The 1951 Loyola Lions football team was an American football team that represented Loyola University of Los Angeles (now known as Loyola Marymount University) as an independent during the 1951 college football season. In their third season under head coach Jordan Olivar, the Lions compiled a 3–6 record and were outscored by a total of 229 to 180.

Loyola was ranked at No. 96 in the 1951 Litkenhous Ratings.

==Schedule==

| Date | Opponent | Site | Result | Attendance | Source |
| September 23 | San Diego Navy | Rose Bowl; Pasadena, CA; | L 28–42 | 9,572 |  |
| September 29 | at Pacific (CA) | Pacific Memorial Stadium; Stockton, CA; | L 28–41 | 24,000 |  |
| October 6 | Florida | Rose Bowl; Pasadena, CA; | L 7–40 | 15,350 |  |
| October 14 | at Santa Clara | Kezar Stadium; San Francisco; | L 16–20 | 10,000 |  |
| October 26 | at San Jose State | Spartan Stadium; San Jose, CA; | W 13–12 | 7,500 |  |
| November 3 | Pepperdine | Rose Bowl; Pasadena, CA; | W 46–7 | 6,200 |  |
| November 10 | at Kansas | Memorial Stadium; Lawrence, KS; | L 26–34 | 18,000 |  |
| November 17 | Hardin–Simmons | Rose Bowl; Pasadena, CA; | W 14–13 | 9,500 |  |
| November 25 | No. 13 San Francisco | Rose Bowl; Pasadena, CA; | L 2–20 | 15,750 |  |
Rankings from AP Poll released prior to the game;

==Discontinuation of the program==
On December 30, 1951, one month after the season ended, Loyola's president, the Rev.

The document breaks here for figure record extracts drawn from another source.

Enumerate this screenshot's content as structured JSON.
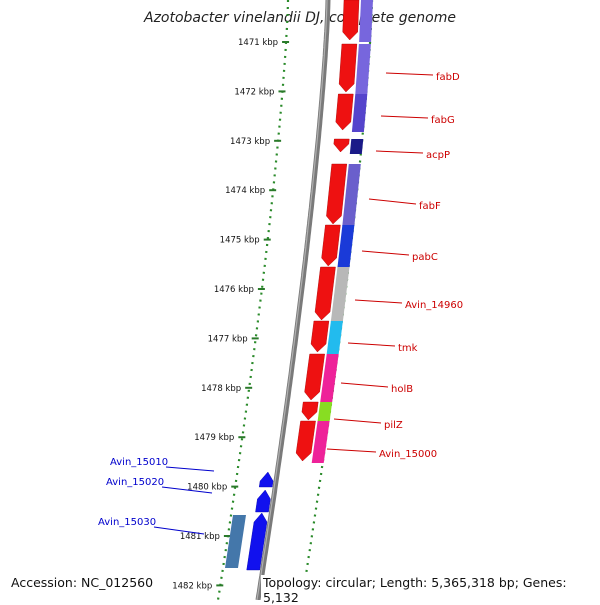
{
  "title": "Azotobacter vinelandii DJ, complete genome",
  "footer": {
    "accession": "Accession: NC_012560",
    "summary": "Topology: circular; Length: 5,365,318 bp; Genes: 5,132"
  },
  "colors": {
    "backbone": "#808080",
    "ruler_dots": "#2a8a2a",
    "forward_label": "#cc0000",
    "reverse_label": "#0000cc"
  },
  "ruler": [
    "1471 kbp",
    "1472 kbp",
    "1473 kbp",
    "1474 kbp",
    "1475 kbp",
    "1476 kbp",
    "1477 kbp",
    "1478 kbp",
    "1479 kbp",
    "1480 kbp",
    "1481 kbp",
    "1482 kbp"
  ],
  "forward_genes": [
    {
      "label": "fabD",
      "color": "#ee1111",
      "cog": "#7766dd"
    },
    {
      "label": "fabG",
      "color": "#ee1111",
      "cog": "#5544cc"
    },
    {
      "label": "acpP",
      "color": "#ee1111",
      "cog": "#1a1a88"
    },
    {
      "label": "fabF",
      "color": "#ee1111",
      "cog": "#6a5fcc"
    },
    {
      "label": "pabC",
      "color": "#ee1111",
      "cog": "#1a3ad8"
    },
    {
      "label": "Avin_14960",
      "color": "#ee1111",
      "cog": "#b8b8b8"
    },
    {
      "label": "tmk",
      "color": "#ee1111",
      "cog": "#22bbee"
    },
    {
      "label": "holB",
      "color": "#ee1111",
      "cog": "#ee2299"
    },
    {
      "label": "pilZ",
      "color": "#ee1111",
      "cog": "#88dd22"
    },
    {
      "label": "Avin_15000",
      "color": "#ee1111",
      "cog": "#ee2299"
    }
  ],
  "reverse_genes": [
    {
      "label": "Avin_15010",
      "color": "#1111ee"
    },
    {
      "label": "Avin_15020",
      "color": "#1111ee"
    },
    {
      "label": "Avin_15030",
      "color": "#1111ee",
      "cog": "#4477aa"
    }
  ]
}
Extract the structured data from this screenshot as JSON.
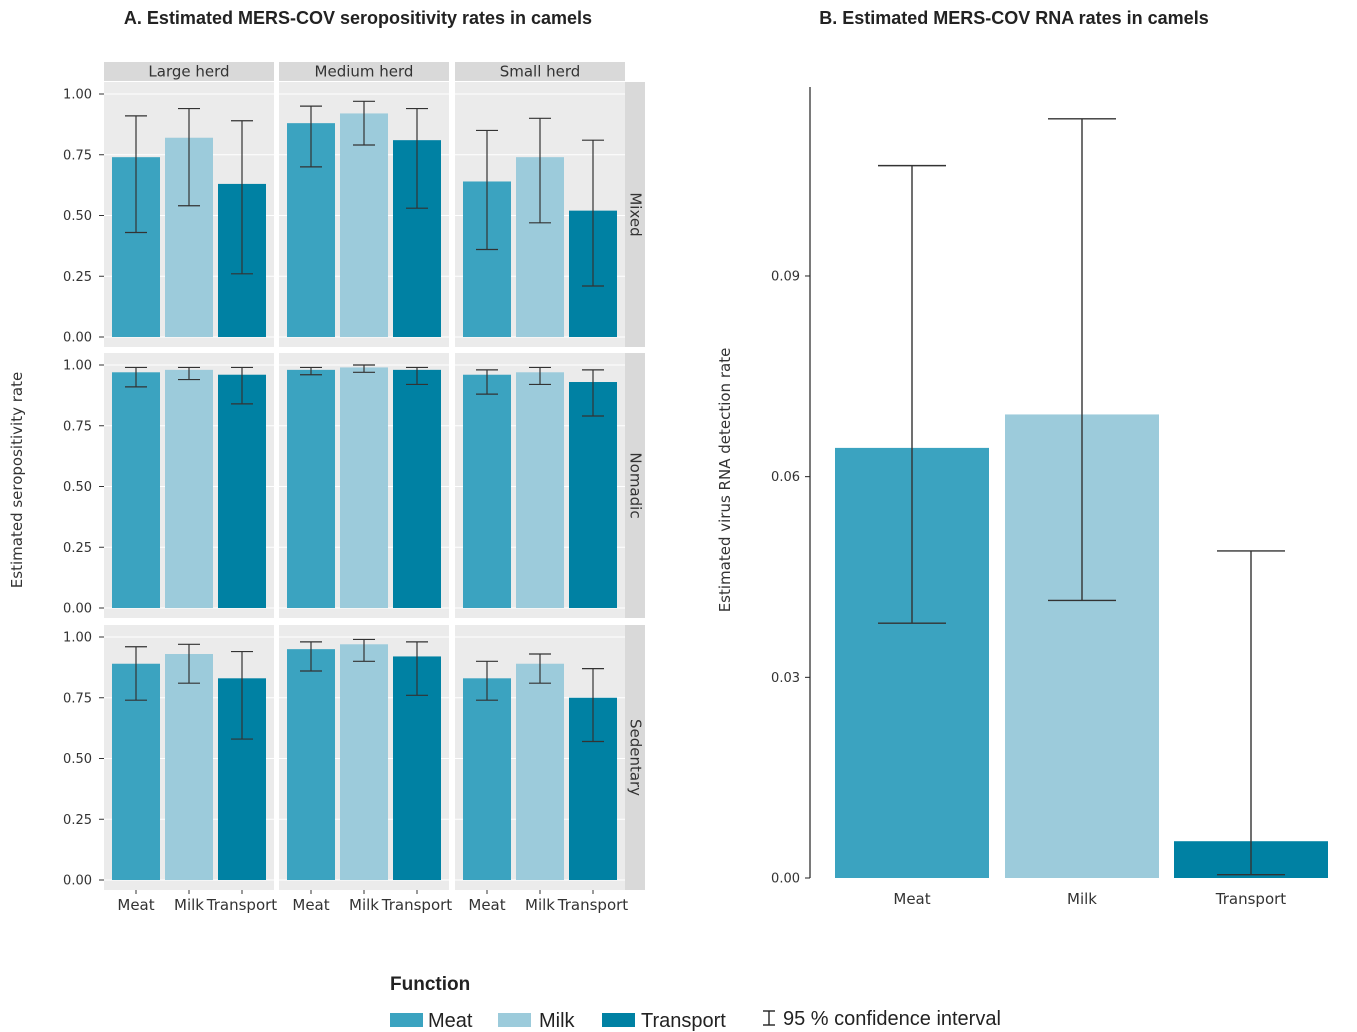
{
  "colors": {
    "Meat": "#3ba3c0",
    "Milk": "#9ccbdb",
    "Transport": "#0081a3",
    "panel_bg": "#ebebeb",
    "strip_bg": "#d9d9d9",
    "gridline": "#ffffff",
    "errorbar": "#333333"
  },
  "chart_data": [
    {
      "type": "bar",
      "title": "A. Estimated MERS-COV seropositivity rates in camels",
      "ylabel": "Estimated seropositivity rate",
      "ylim": [
        0,
        1.05
      ],
      "yticks": [
        "0.00",
        "0.25",
        "0.50",
        "0.75",
        "1.00"
      ],
      "categories": [
        "Meat",
        "Milk",
        "Transport"
      ],
      "facet_columns": [
        "Large herd",
        "Medium herd",
        "Small herd"
      ],
      "facet_rows": [
        "Mixed",
        "Nomadic",
        "Sedentary"
      ],
      "panels": [
        {
          "row": "Mixed",
          "col": "Large herd",
          "values": [
            0.74,
            0.82,
            0.63
          ],
          "lower": [
            0.43,
            0.54,
            0.26
          ],
          "upper": [
            0.91,
            0.94,
            0.89
          ]
        },
        {
          "row": "Mixed",
          "col": "Medium herd",
          "values": [
            0.88,
            0.92,
            0.81
          ],
          "lower": [
            0.7,
            0.79,
            0.53
          ],
          "upper": [
            0.95,
            0.97,
            0.94
          ]
        },
        {
          "row": "Mixed",
          "col": "Small herd",
          "values": [
            0.64,
            0.74,
            0.52
          ],
          "lower": [
            0.36,
            0.47,
            0.21
          ],
          "upper": [
            0.85,
            0.9,
            0.81
          ]
        },
        {
          "row": "Nomadic",
          "col": "Large herd",
          "values": [
            0.97,
            0.98,
            0.96
          ],
          "lower": [
            0.91,
            0.94,
            0.84
          ],
          "upper": [
            0.99,
            0.99,
            0.99
          ]
        },
        {
          "row": "Nomadic",
          "col": "Medium herd",
          "values": [
            0.98,
            0.99,
            0.98
          ],
          "lower": [
            0.96,
            0.97,
            0.92
          ],
          "upper": [
            0.99,
            1.0,
            0.99
          ]
        },
        {
          "row": "Nomadic",
          "col": "Small herd",
          "values": [
            0.96,
            0.97,
            0.93
          ],
          "lower": [
            0.88,
            0.92,
            0.79
          ],
          "upper": [
            0.98,
            0.99,
            0.98
          ]
        },
        {
          "row": "Sedentary",
          "col": "Large herd",
          "values": [
            0.89,
            0.93,
            0.83
          ],
          "lower": [
            0.74,
            0.81,
            0.58
          ],
          "upper": [
            0.96,
            0.97,
            0.94
          ]
        },
        {
          "row": "Sedentary",
          "col": "Medium herd",
          "values": [
            0.95,
            0.97,
            0.92
          ],
          "lower": [
            0.86,
            0.9,
            0.76
          ],
          "upper": [
            0.98,
            0.99,
            0.98
          ]
        },
        {
          "row": "Sedentary",
          "col": "Small herd",
          "values": [
            0.83,
            0.89,
            0.75
          ],
          "lower": [
            0.74,
            0.81,
            0.57
          ],
          "upper": [
            0.9,
            0.93,
            0.87
          ]
        }
      ]
    },
    {
      "type": "bar",
      "title": "B. Estimated MERS-COV RNA rates in camels",
      "ylabel": "Estimated virus RNA detection rate",
      "ylim": [
        0,
        0.119
      ],
      "yticks": [
        "0.00",
        "0.03",
        "0.06",
        "0.09"
      ],
      "categories": [
        "Meat",
        "Milk",
        "Transport"
      ],
      "values": [
        0.0643,
        0.0693,
        0.0055
      ],
      "lower": [
        0.0381,
        0.0415,
        0.0005
      ],
      "upper": [
        0.1065,
        0.1135,
        0.0489
      ]
    }
  ],
  "legend": {
    "title": "Function",
    "items": [
      "Meat",
      "Milk",
      "Transport"
    ],
    "ci_label": "95 % confidence interval"
  }
}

Charles S. Casassa, SJ, announced that the school was discontinuing its intercollegiate football program. The announcement shocked coaches, students, and alumni at the school.

Loyola's president attributed the decision to the loss of several hundred students resulting from the Korean War which began in June 1950. The Los Angeles Times wrote that other likely factors influencing Loyola's decision included concerns about overemphasis on football, rising costs, heightened competition for players, the platoon system with its demand for a greater number of players, the lack of a suitable home field, and difficulty in scheduling games with popular teams such as UCLA and USC.

Other independent Catholic schools on the West Coast also discontinued their programs during this time period. Saint Mary's College of California disbanded its program after the 1950 season, and the University of San Francisco made its announcement on the same day as Loyola.